Private-equity firm Carlyle Group is on a shopping spree. The global alternative asset manager has agreed to buy telecommunications-services firm Syniverse Technologies Inc. for $2.6 billion.
Carlyle will acquire all of the outstanding common shares of Syniverse for $31 per share in cash representing a premium of approximately 35 percent over Syniverse's average closing share price during the 30 trading days ended Oct. 26, 2010. The transaction is expected to close in the first quarter of 2011.
According to its website, Syniverse “provides a full portfolio of mobile roaming, messaging and network solutions to more than 800 mobile operators, cable and Internet providers, and enterprises in over 160 countries.”
"After careful and diligent analysis, together with our independent advisers, the board of directors and I are proud to enter into this agreement with Carlyle," said Bob Marino, chairman of Syniverse. "The acquisition provides validation of the results we have achieved through our sound strategy, strong management team, and expert employee base, and provides our stockholders with a significant cash premium for their investment."
Syniverse represents Carlyle’s second big telecom acquisition this week.
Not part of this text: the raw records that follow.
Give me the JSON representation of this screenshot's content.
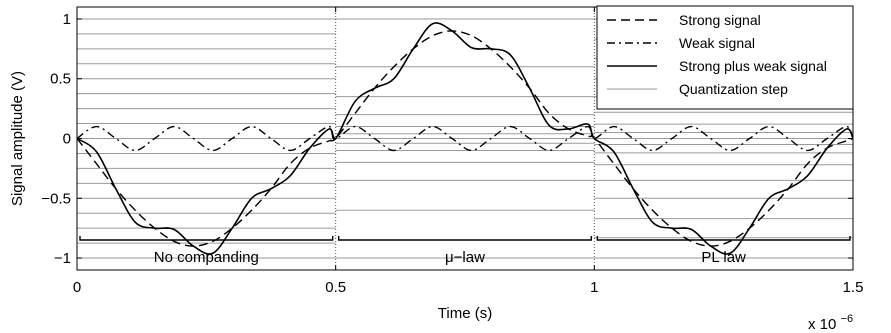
{
  "chart_data": {
    "type": "line",
    "xlabel": "Time (s)",
    "ylabel": "Signal amplitude (V)",
    "x_multiplier": "x 10",
    "x_multiplier_exp": "−6",
    "xlim": [
      0,
      1.5
    ],
    "ylim": [
      -1.1,
      1.1
    ],
    "x_ticks": [
      0,
      0.5,
      1,
      1.5
    ],
    "x_tick_labels": [
      "0",
      "0.5",
      "1",
      "1.5"
    ],
    "y_ticks": [
      -1,
      -0.5,
      0,
      0.5,
      1
    ],
    "y_tick_labels": [
      "−1",
      "−0.5",
      "0",
      "0.5",
      "1"
    ],
    "grid": false,
    "legend_position": "top-right",
    "segment_dividers_x": [
      0.5,
      1.0
    ],
    "segments": [
      {
        "label": "No companding",
        "x_range": [
          0,
          0.5
        ]
      },
      {
        "label": "μ−law",
        "x_range": [
          0.5,
          1.0
        ]
      },
      {
        "label": "PL law",
        "x_range": [
          1.0,
          1.5
        ]
      }
    ],
    "quantization_levels": [
      {
        "x_range": [
          0,
          0.5
        ],
        "levels": [
          -1.0,
          -0.875,
          -0.75,
          -0.625,
          -0.5,
          -0.375,
          -0.25,
          -0.125,
          0.0,
          0.125,
          0.25,
          0.375,
          0.5,
          0.625,
          0.75,
          0.875,
          1.0
        ]
      },
      {
        "x_range": [
          0.5,
          1.0
        ],
        "levels": [
          -1.0,
          -0.6,
          -0.35,
          -0.2,
          -0.1,
          -0.04,
          0.0,
          0.04,
          0.1,
          0.2,
          0.35,
          0.6,
          1.0
        ]
      },
      {
        "x_range": [
          1.0,
          1.5
        ],
        "levels": [
          -1.0,
          -0.83,
          -0.67,
          -0.5,
          -0.35,
          -0.22,
          -0.12,
          -0.05,
          0.0,
          0.05,
          0.12,
          0.22,
          0.35,
          0.5,
          0.67,
          0.83,
          1.0
        ]
      }
    ],
    "series": [
      {
        "name": "Strong signal",
        "style": "dashed",
        "color": "#000000",
        "x": [
          0,
          0.0375,
          0.075,
          0.1125,
          0.15,
          0.1875,
          0.225,
          0.2625,
          0.3,
          0.3375,
          0.375,
          0.4125,
          0.45,
          0.4875,
          0.5,
          0.5375,
          0.575,
          0.6125,
          0.65,
          0.6875,
          0.725,
          0.7625,
          0.8,
          0.8375,
          0.875,
          0.9125,
          0.95,
          0.9875,
          1.0,
          1.0375,
          1.075,
          1.1125,
          1.15,
          1.1875,
          1.225,
          1.2625,
          1.3,
          1.3375,
          1.375,
          1.4125,
          1.45,
          1.4875,
          1.5
        ],
        "y": [
          0,
          -0.21,
          -0.42,
          -0.6,
          -0.75,
          -0.86,
          -0.9,
          -0.86,
          -0.75,
          -0.6,
          -0.42,
          -0.21,
          -0.08,
          -0.02,
          0,
          0.21,
          0.42,
          0.6,
          0.75,
          0.86,
          0.9,
          0.86,
          0.75,
          0.6,
          0.42,
          0.21,
          0.08,
          0.02,
          0,
          -0.21,
          -0.42,
          -0.6,
          -0.75,
          -0.86,
          -0.9,
          -0.86,
          -0.75,
          -0.6,
          -0.42,
          -0.21,
          -0.08,
          -0.02,
          0
        ]
      },
      {
        "name": "Weak signal",
        "style": "dashdot",
        "color": "#000000",
        "x": [
          0,
          0.0375,
          0.075,
          0.1125,
          0.15,
          0.1875,
          0.225,
          0.2625,
          0.3,
          0.3375,
          0.375,
          0.4125,
          0.45,
          0.4875,
          0.5,
          0.5375,
          0.575,
          0.6125,
          0.65,
          0.6875,
          0.725,
          0.7625,
          0.8,
          0.8375,
          0.875,
          0.9125,
          0.95,
          0.9875,
          1.0,
          1.0375,
          1.075,
          1.1125,
          1.15,
          1.1875,
          1.225,
          1.2625,
          1.3,
          1.3375,
          1.375,
          1.4125,
          1.45,
          1.4875,
          1.5
        ],
        "y": [
          0,
          0.1,
          0,
          -0.1,
          0,
          0.1,
          0,
          -0.1,
          0,
          0.1,
          0,
          -0.1,
          0,
          0.1,
          0,
          0.1,
          0,
          -0.1,
          0,
          0.1,
          0,
          -0.1,
          0,
          0.1,
          0,
          -0.1,
          0,
          0.1,
          0,
          0.1,
          0,
          -0.1,
          0,
          0.1,
          0,
          -0.1,
          0,
          0.1,
          0,
          -0.1,
          0,
          0.1,
          0
        ]
      },
      {
        "name": "Strong plus weak signal",
        "style": "solid",
        "color": "#000000",
        "x": [
          0,
          0.0375,
          0.075,
          0.1125,
          0.15,
          0.1875,
          0.225,
          0.2625,
          0.3,
          0.3375,
          0.375,
          0.4125,
          0.45,
          0.4875,
          0.5,
          0.5375,
          0.575,
          0.6125,
          0.65,
          0.6875,
          0.725,
          0.7625,
          0.8,
          0.8375,
          0.875,
          0.9125,
          0.95,
          0.9875,
          1.0,
          1.0375,
          1.075,
          1.1125,
          1.15,
          1.1875,
          1.225,
          1.2625,
          1.3,
          1.3375,
          1.375,
          1.4125,
          1.45,
          1.4875,
          1.5
        ],
        "y": [
          0,
          -0.11,
          -0.42,
          -0.7,
          -0.75,
          -0.76,
          -0.9,
          -0.96,
          -0.75,
          -0.5,
          -0.42,
          -0.31,
          -0.08,
          0.08,
          0,
          0.31,
          0.42,
          0.5,
          0.75,
          0.96,
          0.9,
          0.76,
          0.75,
          0.7,
          0.42,
          0.11,
          0.08,
          0.12,
          0,
          -0.11,
          -0.42,
          -0.7,
          -0.75,
          -0.76,
          -0.9,
          -0.96,
          -0.75,
          -0.5,
          -0.42,
          -0.31,
          -0.08,
          0.08,
          0
        ]
      },
      {
        "name": "Quantization step",
        "style": "solid-thin",
        "color": "#9a9a9a"
      }
    ]
  }
}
Earlier, CommScope, Inc., a provider of infrastructure solutions for communications networks, entered into a merger agreement with The Carlyle Group in a transaction valued at approximately $3.9 billion that will result in CommScope becoming a private company. The transaction is expected to close in the first quarter of 2011.
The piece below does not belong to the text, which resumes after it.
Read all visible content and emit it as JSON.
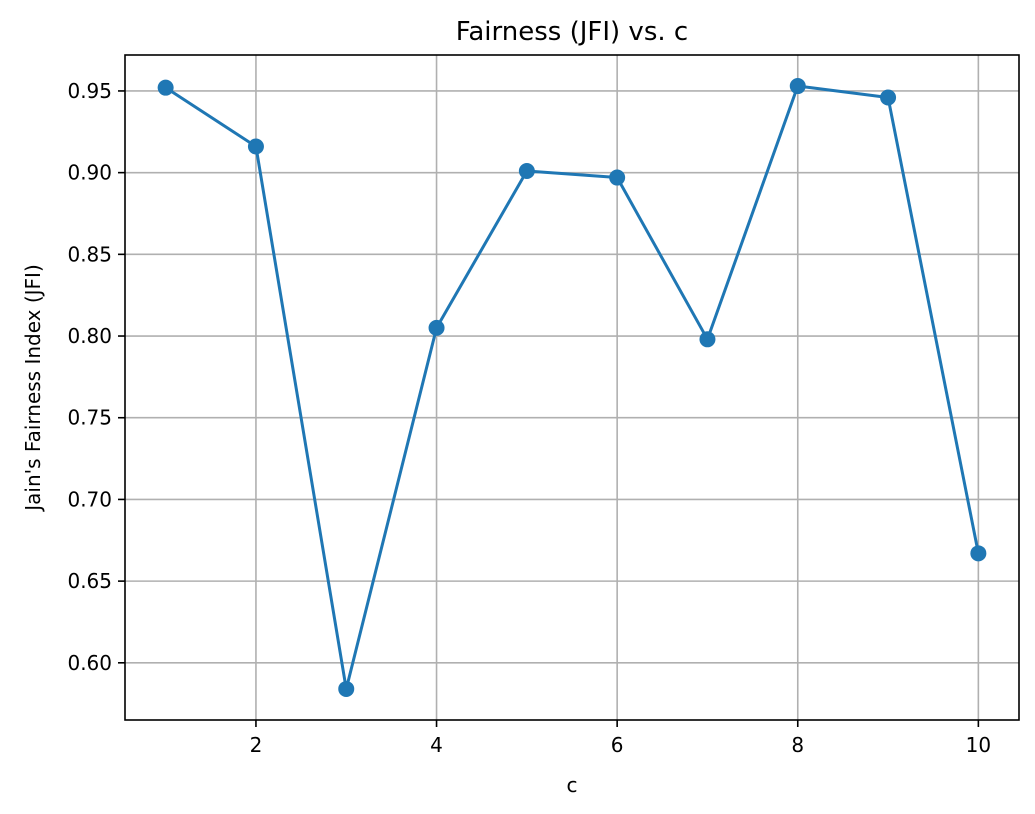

Bud Watts, managing director and head of Carlyle’s Technology Group, said, “We’ve known Frank, Eddie and other senior leaders at CommScope for many years. We have the greatest respect for them, CommScope’s many talented employees and the business they have built together. CommScope has a clear strategy, a culture of operational excellence and strong commitments to its employees, customers and partners around the world. We look forward to working with the ‘One CommScope’ team as it pursues the next phase of the company’s growth.”